The Senate has long been willing to push back on the tribe's monopoly in Florida in exchange for policies that help the declining parimutuel industry — 39 horse and dog tracks and jai alai frontons. But now House leaders appear more willing to resolve the issue and provide clarity to the perennial fight.

"While some of these changes are aspirational, some will have to be included in order to get the votes off the Senate floor,'' Diaz told the committee before the vote.

The measure matches the Senate bill by authorizing a new slots facility in Miami-Dade County at a location to be selected through an open bidding process.

The House proposal also makes the following changes to current law:

• Removes the live racing requirement for all dog tracks as well as for harness racing and quarterhorse racing, and for thoroughbred racing at Calder Race Course, which is currently not operating live racing.

• Adds injury reporting requirements for dog tracks that continue to race greyhounds.

• Gulfstream Race Track and Tampa Bay Downs would continue to race and operate with enhanced purses.

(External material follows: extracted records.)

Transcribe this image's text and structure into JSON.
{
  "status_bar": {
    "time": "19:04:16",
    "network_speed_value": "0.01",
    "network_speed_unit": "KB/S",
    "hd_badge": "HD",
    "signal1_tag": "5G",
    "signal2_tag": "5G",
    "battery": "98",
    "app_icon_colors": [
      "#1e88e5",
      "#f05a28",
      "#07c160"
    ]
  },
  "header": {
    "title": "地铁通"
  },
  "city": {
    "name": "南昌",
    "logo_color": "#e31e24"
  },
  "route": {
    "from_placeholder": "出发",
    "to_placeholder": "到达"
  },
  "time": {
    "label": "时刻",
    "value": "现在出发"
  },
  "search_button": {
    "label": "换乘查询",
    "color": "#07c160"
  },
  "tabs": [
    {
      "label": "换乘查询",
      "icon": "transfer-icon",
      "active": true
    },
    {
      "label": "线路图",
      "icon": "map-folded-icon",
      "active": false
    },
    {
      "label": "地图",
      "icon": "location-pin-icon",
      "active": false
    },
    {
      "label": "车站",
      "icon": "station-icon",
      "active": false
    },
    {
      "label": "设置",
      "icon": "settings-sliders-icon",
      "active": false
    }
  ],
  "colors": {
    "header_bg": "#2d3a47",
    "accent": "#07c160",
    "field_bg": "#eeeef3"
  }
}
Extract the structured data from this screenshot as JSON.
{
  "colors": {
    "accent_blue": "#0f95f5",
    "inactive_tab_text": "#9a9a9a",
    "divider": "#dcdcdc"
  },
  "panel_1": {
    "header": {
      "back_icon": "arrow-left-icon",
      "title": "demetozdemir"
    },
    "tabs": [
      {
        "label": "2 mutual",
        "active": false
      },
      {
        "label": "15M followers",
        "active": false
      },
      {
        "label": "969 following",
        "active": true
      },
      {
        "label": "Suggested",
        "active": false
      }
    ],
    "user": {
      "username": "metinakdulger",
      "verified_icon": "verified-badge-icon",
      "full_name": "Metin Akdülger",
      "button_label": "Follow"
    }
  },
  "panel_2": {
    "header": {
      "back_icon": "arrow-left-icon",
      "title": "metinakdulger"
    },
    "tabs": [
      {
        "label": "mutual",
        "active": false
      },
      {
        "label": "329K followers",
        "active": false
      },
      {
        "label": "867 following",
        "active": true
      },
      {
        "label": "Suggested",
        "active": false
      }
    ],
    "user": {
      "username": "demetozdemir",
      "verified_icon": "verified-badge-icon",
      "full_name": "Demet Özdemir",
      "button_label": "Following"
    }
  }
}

Tampa Bay Downs would get $10 million from the compact proceeds to enhance its racing purses, and both Tampa Bay Downs and Gulfstream in Hallandale Beach would get additional purse money from parimutuel tracks that run card rooms but discontinue dog racing.

• The bill allows the state to regulate fantasy sports in Florida but only if the tribe allows it. The previous compact would have allowed the Seminole Tribe to operate Internet gaming, including fantasy sports, if the state were to authorize the games without their permission, Diaz said.

• Lowers the tax rate on current slots casinos from 35 percent to 30 percent and offers them the option of lowering it to 25 percent if they agree to reduce the number of slot machines from 2,000 to 1,700.

• Requires operators that conduct advanced deposit wagering to pay taxes on their proceeds.

The committee gave the bill bipartisan approval with a 12-5 vote, including winning the rare support of Orlando-area lawmakers who have traditionally rejected any gaming expansion because of its economic threat to the amusement park industry, namely Disney.

But Diaz said that an amendment included in the House bill on Monday helped to appease Disney's concerns by clarifying that the Seminole Tribe cannot close one casino in one part of the state and move it to another, creating mega gaming sites.

"We asked Disney and the Seminoles to get together, and they did,'' Diaz said. "They addressed that issue very clearly."

But hurdles remain. The House wants a constitutional amendment put on the November ballot that would close the door to any future expansion of gambling without a voter referendum; the Senate has not proposed one. HJR 7113 passed both the House Regulatory Affairs Committee and Finance and Tax Committee by unanimous votes.

Diaz said the deal with Seminoles is likely to "create thousands of jobs" and bring "stability to an unsteady gaming environment," while giving the state "billions of dollars."

He said that while the revenue guarantee is for the first seven years, the next 13 years of the 20-year compact could generate an estimated $6 billion more.

Gaetz, the committee chairman who called the bill a "love note to the Florida Senate," warned that since the tribe is in litigation with the state over allegations that there have already been breaches of the Seminole compact, failure to act could pose a "serious risk to the State of Florida because it is an open question as to whether or not games approved by the Department of Business and Professional Regulation violate the compact in its current form."

Gaetz, who has long been an advocate for "decoupling," or allowing parimutuels to operate slots and other gaming without racing, said the bill is overdue.

"I think it is barbaric that we require people to engage in greyhound racing that kills animals and has dogs running for their life with nobody watching,'' he said.

The Senate Appropriations Committee will take up its two gaming proposals Tuesday.